Holocaust journalist and Combined Jewish Philanthropies outreach coordinator Matt Lebovic, spoke about Auschwitz photography and Holocaust media on Tuesday evening at the Hillel House at the University of Massachusetts. Lebovic, fascinated since childhood by the Holocaust and its ongoing relevance to Jewish identity, incorporated both historical and personal context in his talk, which focused on the Auschwitz Album.
The album is a set of approximately 200 photographs taken in one day at the Auschwitz Concentration Camp in the summer of 1944, when 400,000 Hungarian Jews were killed over the course of six weeks. After years of research, Lebovic found his grandmother in one picture, the only member of her family to survive the camp.
“This work has involved a lot of personal growth for me,” said Lebovic. “Something that was a really big deal has been that my dad actually started doing some of his own research a few months ago, and says that he’s really proud of what I’m doing.”
Lebovic’s main knowledge of his grandmother’s time in the concentration camps comes from taped interviews in Steven Spielberg’s Nazi Atrocities Film and Video Archive.
“I remember at Passover it would always be my Zadie [grandfather] talking about his experiences of the Holocaust. He would talk, and my Bubbe [grandmother] would be cooking, bringing food out, cleaning, you know, working,” said Lebovic. “She would never talk about her own time doing forced labor.”
Lebovic says that one goal of his work is to highlight the stories of Jewish women, whose narratives are often forgotten and overlooked in Holocaust commemoration.
In Lebovic’s family, they rarely discussed his grandparents’ experiences in the Holocaust, and that for a long time his interest in the Holocaust was something that he kept private, and even felt ashamed of.
“At eight years old I was reading these grown-up books about the Holocaust, literally with a flashlight between my bed sheets at night … I think this is actually a common experience for Jewish children.”
In a small discussion after the talk, Lebovic drew parallels between the lack of conversation about personal experiences with the Holocaust in his family, and the pressure to keep quiet about his own experience of being gay.

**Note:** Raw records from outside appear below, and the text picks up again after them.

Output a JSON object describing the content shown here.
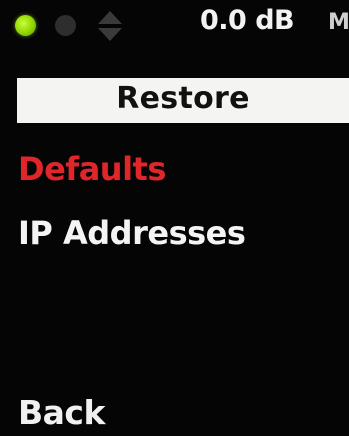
{
  "status": {
    "level": "0.0 dB",
    "mode": "M",
    "colors": {
      "active_led": "#8fd400",
      "inactive_led": "#2e2e2e"
    }
  },
  "title": "Restore",
  "menu": {
    "items": [
      {
        "label": "Defaults",
        "selected": true,
        "color": "#e0262b"
      },
      {
        "label": "IP Addresses",
        "selected": false,
        "color": "#f4f4f4"
      }
    ]
  },
  "footer": {
    "back_label": "Back"
  }
}
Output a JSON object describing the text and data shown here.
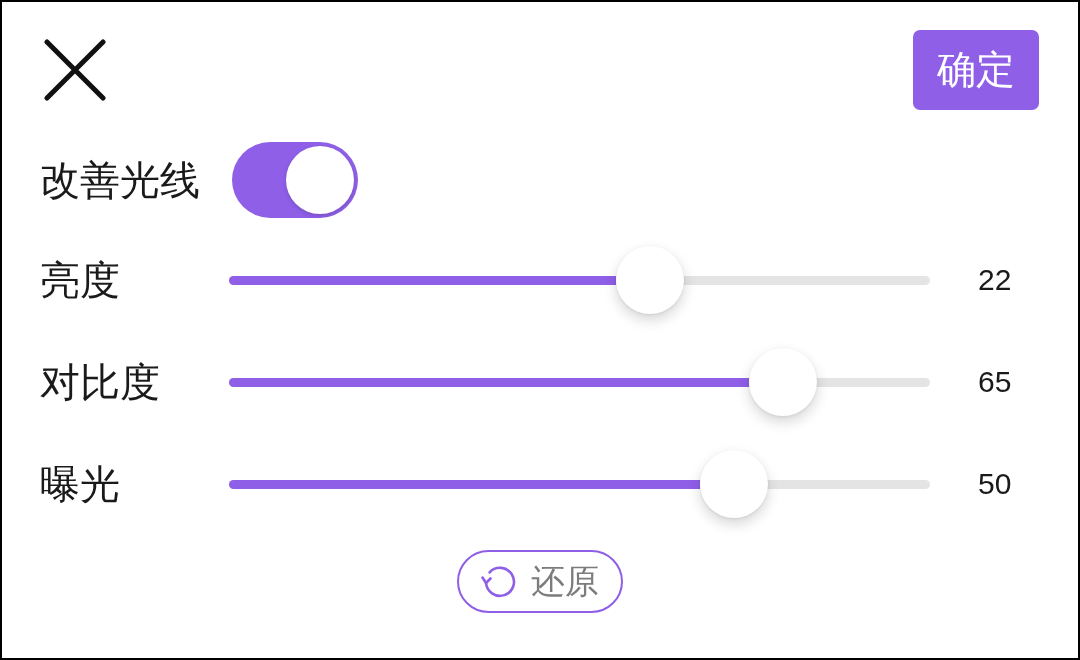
{
  "confirm_button": {
    "label": "确定"
  },
  "toggle": {
    "label": "改善光线",
    "on": true
  },
  "sliders": [
    {
      "label": "亮度",
      "level": 0.6,
      "reading": "22"
    },
    {
      "label": "对比度",
      "level": 0.79,
      "reading": "65"
    },
    {
      "label": "曝光",
      "level": 0.72,
      "reading": "50"
    }
  ],
  "reset_button": {
    "label": "还原"
  }
}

“I certainly wasn’t out in college. It was 1996 to 2000 at Boston University and there wasn’t the kind of acceptance you have here,” said Lebovic. “I never told my grandparents before they passed away. There was never much encouragement to talk to them about that kind of thing.”
Sam Steitner, an UMass senior studying environmental science, said that he agrees that many Jewish families and communities have improved in their acceptance of gay and trans people. Steitner organizes a group “for queer Jews” that meets on weekends for social events.
“There are so many support groups and like, we get it, everyone’s suffering. I wanted to do something where we can actually have fun,” said Steitner.
On the subject of common comparisons between Donald Trump and Adolf Hitler, and the Syrian refugee crisis and the Holocaust, Lebovic said “I’m not embarrassed to say this: Trump scares me. Having studied Hitler’s rise to power for years, Trump reminds me of him.”
Lebovic says that the two men share many tactics: fear mongering, threats to marginalized groups, capitalizing on economic downturn, and masterfully tapping into anger and rage to turn out voters.
“It goes to show you, you can’t just focus on your own minority.”
A major theme of the talk’s historical focus was the planning and efforts of Hitler’s government to keep the millions of Jews and other victims secret. The Auschwitz Album is notable in that it is one of few photographic records of the infamous gas chambers and their chimneys, which were destroyed by German troops before the end of the war.
“The first three million Jews were shot and buried, but about three years into the war, they realized that they didn’t want to leave evidence. Jews from work camps were sent to dig up the remains and burn them.”
Lebovic says that top Nazi officials were “fastidious” in eliminating the workers as well.
“When they were losing at Stalingrad, these men knew they couldn’t keep this up forever, they didn’t think there was a way to win against the United States and Russia, so they started to cover their tracks.”